To illustrate this idea in a simple way, let’s say we have a list of numbers from 0 to 9 but missing the number 7, and I want to insert 7 to this list. Golden section search will find the correct index by doing the following:

  1. Determine a split index, using the length of the search range divided by the Golden Ratio. In this case, it would be 10 ÷ 1.618 rounded up to integer, which is 6.
  2. Compare the item at index 6 with the item to be inserted, which is comparing number 6 and 7.
  3. If the item in the list is smaller, take the list before the split index as the new search range and repeat the above 2 steps. If the item is larger, take the list after the split index. If the item is the same, then the correct index is found.
  4. In our example, it would mean to take 8 and 9. The new search range length is 2 so the new split index is 2 ÷ 1.618 ≈ 1.
  5. Compare 9 to 7 means taking 8 as the new search range.
  6. Since there’s only 1 item left in the search range, simply compare 8 to 7 and we get the correct index to insert is the index before 8, which is 7.

My actual implementation of this algorithm is as follow:

public static int ConditionalIndex<T>(this IList<T> list, T item, Func<T, T, int> comparer)
{
    var length = list.Count;
    if (length == 0)
        return 0;

    const double goldenRatio = 1.618;
    var startIndex = 0;
    var endIndex = length - 1;
    while (true)
    {
        // If the start index is larger then the end index,
        // that means the search has already passed all necessary
        // search ranges, just return the start index.
        if (startIndex > endIndex)
            return startIndex;

        // If the start index is the same as the end index,
        // that means there is only 1 item left to compare.
        // Compare this item and return the result.
        if (startIndex == endIndex)
            // If the item in the list is larger than the given item,
            // retrun the index of the item in the list, otherwise return the next index.
            return comparer(list[startIndex], item) > 0 ? startIndex : startIndex + 1;

        // If there are still multiple items in the search range,
        // find the split index of the search range.
        var splitIndex = (int)Math.Round(endIndex - (endIndex - startIndex) / goldenRatio);

        // Compare the item sitting at the spliting point.
        var result = comparer(list[splitIndex], item);
        if (result > 0)
            // If this item is larger than the given item,
            // keep searching the range before the splitting point.
            endIndex = splitIndex - 1;
        else if (result < 0)
            // If this item is smaller than the given item,
            // keep searching the range after it.
            startIndex = splitIndex + 1;
        else
            // Otherwise, return the split index.
            return splitIndex;
    }
}

This has resulted in a huge boost in my stress test on a list that has 500,000 items, almost 100 times faster.

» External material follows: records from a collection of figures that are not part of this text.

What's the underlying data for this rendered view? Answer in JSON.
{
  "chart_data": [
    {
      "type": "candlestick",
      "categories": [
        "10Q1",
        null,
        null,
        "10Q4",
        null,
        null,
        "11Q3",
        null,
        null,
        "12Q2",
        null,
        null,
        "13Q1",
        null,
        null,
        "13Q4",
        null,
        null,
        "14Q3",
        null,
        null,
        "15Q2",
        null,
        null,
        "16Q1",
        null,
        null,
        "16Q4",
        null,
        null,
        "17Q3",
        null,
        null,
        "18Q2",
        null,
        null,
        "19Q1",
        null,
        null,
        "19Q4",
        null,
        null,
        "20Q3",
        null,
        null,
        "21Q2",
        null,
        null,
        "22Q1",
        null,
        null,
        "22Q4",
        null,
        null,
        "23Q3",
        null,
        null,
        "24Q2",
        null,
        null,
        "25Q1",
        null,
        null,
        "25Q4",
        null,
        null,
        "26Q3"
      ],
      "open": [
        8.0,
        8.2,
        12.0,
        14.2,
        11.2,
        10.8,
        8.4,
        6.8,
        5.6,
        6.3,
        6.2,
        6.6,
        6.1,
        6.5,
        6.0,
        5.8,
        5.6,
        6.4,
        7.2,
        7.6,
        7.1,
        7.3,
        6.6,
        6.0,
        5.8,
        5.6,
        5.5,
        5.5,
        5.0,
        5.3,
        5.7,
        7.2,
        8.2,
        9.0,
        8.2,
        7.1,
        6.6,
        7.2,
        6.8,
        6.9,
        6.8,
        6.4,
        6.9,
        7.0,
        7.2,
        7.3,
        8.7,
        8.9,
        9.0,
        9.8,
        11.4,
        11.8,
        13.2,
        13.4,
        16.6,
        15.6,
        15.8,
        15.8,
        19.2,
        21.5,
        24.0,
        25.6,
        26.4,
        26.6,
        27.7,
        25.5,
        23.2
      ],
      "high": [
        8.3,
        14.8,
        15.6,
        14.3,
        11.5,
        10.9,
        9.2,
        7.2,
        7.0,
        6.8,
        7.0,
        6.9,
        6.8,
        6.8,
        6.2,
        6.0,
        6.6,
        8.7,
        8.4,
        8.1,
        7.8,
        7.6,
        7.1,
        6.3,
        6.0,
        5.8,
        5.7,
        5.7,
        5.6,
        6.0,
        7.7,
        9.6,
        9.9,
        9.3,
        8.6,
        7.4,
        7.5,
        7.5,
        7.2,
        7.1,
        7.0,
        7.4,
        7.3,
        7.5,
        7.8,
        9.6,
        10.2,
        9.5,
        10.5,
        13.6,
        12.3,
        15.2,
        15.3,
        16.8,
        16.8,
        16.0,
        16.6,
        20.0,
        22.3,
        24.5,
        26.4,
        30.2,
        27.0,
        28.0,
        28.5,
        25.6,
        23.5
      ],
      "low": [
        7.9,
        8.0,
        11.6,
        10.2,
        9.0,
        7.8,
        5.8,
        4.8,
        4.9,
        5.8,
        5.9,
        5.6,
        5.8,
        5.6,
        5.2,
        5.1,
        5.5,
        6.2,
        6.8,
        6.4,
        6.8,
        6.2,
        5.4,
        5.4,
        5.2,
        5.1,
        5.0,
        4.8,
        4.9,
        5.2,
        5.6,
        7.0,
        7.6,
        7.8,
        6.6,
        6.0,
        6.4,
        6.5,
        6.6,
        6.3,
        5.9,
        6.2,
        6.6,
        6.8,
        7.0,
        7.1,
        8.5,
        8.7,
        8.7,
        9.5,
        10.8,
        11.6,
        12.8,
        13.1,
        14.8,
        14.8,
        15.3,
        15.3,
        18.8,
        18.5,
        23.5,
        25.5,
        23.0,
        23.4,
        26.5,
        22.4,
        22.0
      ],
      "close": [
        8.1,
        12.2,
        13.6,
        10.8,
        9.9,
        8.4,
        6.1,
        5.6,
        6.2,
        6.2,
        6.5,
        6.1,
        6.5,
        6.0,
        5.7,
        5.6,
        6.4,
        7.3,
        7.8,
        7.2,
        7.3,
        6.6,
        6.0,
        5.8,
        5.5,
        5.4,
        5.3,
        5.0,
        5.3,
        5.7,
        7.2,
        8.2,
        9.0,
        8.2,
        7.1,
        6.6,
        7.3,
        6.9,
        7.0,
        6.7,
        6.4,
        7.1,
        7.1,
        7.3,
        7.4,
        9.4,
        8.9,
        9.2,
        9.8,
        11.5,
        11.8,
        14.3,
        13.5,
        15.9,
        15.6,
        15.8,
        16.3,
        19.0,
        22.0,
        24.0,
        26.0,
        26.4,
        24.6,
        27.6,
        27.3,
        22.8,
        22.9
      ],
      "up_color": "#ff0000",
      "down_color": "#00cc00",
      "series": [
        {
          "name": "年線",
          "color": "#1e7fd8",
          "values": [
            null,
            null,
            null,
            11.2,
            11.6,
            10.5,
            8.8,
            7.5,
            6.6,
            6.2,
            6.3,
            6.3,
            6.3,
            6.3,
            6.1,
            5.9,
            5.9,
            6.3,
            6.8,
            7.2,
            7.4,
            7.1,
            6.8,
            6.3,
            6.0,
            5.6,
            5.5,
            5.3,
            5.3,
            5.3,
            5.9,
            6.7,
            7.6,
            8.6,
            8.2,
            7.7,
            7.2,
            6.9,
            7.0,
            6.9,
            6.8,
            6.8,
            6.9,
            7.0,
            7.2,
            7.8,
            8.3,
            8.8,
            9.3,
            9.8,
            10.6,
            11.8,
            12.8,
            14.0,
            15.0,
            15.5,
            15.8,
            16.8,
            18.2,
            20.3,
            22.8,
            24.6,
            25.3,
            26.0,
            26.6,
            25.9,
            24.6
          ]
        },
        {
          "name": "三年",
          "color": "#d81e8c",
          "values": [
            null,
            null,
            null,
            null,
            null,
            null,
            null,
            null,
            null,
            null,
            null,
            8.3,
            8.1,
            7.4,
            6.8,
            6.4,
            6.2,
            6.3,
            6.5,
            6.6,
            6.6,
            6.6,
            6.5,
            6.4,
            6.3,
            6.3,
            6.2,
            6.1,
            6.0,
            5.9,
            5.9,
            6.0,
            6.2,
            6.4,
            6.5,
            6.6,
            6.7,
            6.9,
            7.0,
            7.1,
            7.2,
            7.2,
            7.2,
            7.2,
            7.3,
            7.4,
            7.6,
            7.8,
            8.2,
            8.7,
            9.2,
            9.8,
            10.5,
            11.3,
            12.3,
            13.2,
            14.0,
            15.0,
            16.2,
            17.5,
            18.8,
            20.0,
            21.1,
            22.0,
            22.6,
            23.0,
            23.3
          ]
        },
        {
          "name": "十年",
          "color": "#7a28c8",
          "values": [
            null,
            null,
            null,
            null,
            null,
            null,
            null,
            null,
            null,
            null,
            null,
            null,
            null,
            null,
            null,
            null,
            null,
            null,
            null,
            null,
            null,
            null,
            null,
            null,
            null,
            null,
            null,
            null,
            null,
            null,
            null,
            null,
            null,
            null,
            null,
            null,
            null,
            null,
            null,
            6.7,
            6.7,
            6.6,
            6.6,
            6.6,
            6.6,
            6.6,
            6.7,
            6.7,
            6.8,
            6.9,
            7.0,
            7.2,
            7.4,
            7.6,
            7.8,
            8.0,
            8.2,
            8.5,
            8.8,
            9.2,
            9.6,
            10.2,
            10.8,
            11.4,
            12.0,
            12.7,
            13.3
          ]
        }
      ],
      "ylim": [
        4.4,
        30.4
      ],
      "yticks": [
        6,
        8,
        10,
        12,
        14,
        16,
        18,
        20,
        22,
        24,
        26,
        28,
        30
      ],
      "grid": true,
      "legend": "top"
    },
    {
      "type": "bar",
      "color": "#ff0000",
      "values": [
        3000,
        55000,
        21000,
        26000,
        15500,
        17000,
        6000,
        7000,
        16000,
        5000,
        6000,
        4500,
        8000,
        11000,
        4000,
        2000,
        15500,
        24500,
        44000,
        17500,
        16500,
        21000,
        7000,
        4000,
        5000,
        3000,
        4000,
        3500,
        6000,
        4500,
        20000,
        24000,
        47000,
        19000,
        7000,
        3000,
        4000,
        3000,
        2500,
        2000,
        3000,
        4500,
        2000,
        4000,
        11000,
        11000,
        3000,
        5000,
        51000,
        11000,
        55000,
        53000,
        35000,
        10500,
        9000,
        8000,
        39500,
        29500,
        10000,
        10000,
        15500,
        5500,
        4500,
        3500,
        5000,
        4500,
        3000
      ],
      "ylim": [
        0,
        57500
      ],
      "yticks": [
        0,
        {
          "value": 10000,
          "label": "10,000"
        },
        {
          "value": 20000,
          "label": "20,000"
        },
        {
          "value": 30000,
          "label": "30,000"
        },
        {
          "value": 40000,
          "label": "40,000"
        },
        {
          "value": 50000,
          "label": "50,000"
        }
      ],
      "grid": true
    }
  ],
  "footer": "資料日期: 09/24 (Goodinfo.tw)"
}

Although the use of the golden ratio is suppose to give you the best split index in general, you need to use Math.Round to round it up to an int for the most accurate result. I found that this is actually a trade off compare to loosing a bit of the precision and just ignore rounding the result casting it directly to and int:

var splitIndex = (int)(endIndex - (endIndex - startIndex) / goldenRatio);

This has given me another 1 to 2% speed boost in my stress test.

These extension methods are part of the EnumerationExtensions class in my open sourced Codify library on GitHub.